WHAT’S so fascinating about the
current research is that Dr Adrian Dyer is one of Australia’s leading bee
experts and his latest research shows that honeybees can learn to recognise
human faces even when seen from different viewpoints. Importantly, the research
could be applied in the areas of new technology, particularly the development
of imaging systems.
“What we have shown is that the bee
brain, which contains less than 1 million neurons, is actually very good at
learning to master complex tasks. Computer and imaging technology programmers
who are working on solving complex visual recognition tasks using minimal
hardware resources will find this research useful,” Dr Dyer said.
“Most current artificial
intelligence (AI) recognition systems perform poorly at reliably recognising
faces from different viewpoints. However the bees have shown they can recognise
novel views of rotated faces using a mechanism of interpolating or image
averaging previously learnt views.”
The findings show that despite the
highly constrained neural resources of the insects (their brains are 0.01 per
cent the size of the human brain) their ability has evolved so that they’re
able to process complex visual recognition tasks.
The researchers individually trained
different groups of free-flying bees with a sugar reward for making correct
choices, or alternatively the bees were punished with a bitter tasting solution
for incorrect choices. Faces were presented on a vertical screen and bees
slowly learnt to fly to the correct target faces.
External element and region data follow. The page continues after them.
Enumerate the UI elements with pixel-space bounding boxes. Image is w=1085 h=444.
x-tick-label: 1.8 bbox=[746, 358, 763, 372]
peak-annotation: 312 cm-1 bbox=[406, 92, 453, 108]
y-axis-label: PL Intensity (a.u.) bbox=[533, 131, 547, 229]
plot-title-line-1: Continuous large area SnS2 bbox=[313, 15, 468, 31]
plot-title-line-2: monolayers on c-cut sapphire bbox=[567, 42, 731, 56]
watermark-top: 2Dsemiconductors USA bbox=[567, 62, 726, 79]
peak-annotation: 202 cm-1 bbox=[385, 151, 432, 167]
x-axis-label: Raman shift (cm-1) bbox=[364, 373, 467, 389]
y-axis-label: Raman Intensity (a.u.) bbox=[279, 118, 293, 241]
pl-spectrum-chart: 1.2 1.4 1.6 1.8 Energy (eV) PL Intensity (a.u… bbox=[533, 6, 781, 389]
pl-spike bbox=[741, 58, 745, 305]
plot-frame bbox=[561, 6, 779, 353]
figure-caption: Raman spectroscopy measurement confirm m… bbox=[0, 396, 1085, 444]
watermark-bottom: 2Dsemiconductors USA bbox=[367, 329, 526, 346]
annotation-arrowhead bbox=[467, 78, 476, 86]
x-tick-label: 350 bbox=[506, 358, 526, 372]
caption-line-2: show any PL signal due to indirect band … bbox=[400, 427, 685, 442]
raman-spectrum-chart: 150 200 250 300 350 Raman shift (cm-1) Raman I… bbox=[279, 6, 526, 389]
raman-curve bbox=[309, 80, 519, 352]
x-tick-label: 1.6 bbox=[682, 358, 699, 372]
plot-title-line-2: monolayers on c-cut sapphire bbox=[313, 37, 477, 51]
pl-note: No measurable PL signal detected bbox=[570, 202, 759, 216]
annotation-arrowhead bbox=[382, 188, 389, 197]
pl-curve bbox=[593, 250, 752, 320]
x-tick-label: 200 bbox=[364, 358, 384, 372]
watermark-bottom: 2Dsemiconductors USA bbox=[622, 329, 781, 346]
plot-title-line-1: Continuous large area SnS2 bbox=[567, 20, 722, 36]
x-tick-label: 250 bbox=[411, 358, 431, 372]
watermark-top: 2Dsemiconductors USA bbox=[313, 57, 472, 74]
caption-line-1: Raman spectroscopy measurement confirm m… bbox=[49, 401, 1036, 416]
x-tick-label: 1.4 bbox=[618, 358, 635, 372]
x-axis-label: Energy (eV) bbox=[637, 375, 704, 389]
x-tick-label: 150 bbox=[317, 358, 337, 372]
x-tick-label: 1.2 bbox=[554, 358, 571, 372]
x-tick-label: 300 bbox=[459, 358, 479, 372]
Over the course of a day a
bee brain learned a complex task, and then when tested in non-rewarded tests
(to totally excluded cues like olfaction) only bees that had experience
multiple views (e.g. faces at both 0 degrees and 60 degrees) were able to solve
a novel rotational angle of 30 degrees.
Dr Dyer said the discovery helps to
answer a fundamental question about how brains solve complex image rotational
problems by either image averaging or mentally rotating previously learnt
views.
“Bee brains clearly use image
interpolation to solve the problem. In other words, bees that had learnt what a
particular face looked like from two different viewpoints could then recognise
a novel view of this target face. However, bees that had only learnt a single
view could not recognise novel views,” Dr Dyer said.
The study, performed over two years in Australia and Germany
by Dr Dyer with the support of the US Air Force Office of Scientific Research
(AFOSR), and Dr Quoc Vuong from Newcastle
UniversityUK,
was published in the science journal PLoS ONE.
“The relationships between
different components of the object often dramatically change when viewed from
different angles but it is amazing to find the bees’ brains have evolved clever
mechanisms for problem solving which may help develop improved models for AI face
recognition systems,” Dr Dyer said.
Such systems would be a boon in the
electronic security industry where the challenges faced by fixed angle cameras
when viewing faces at varying angles has pushed face recognition aside as a
real world biometric and investigative technology.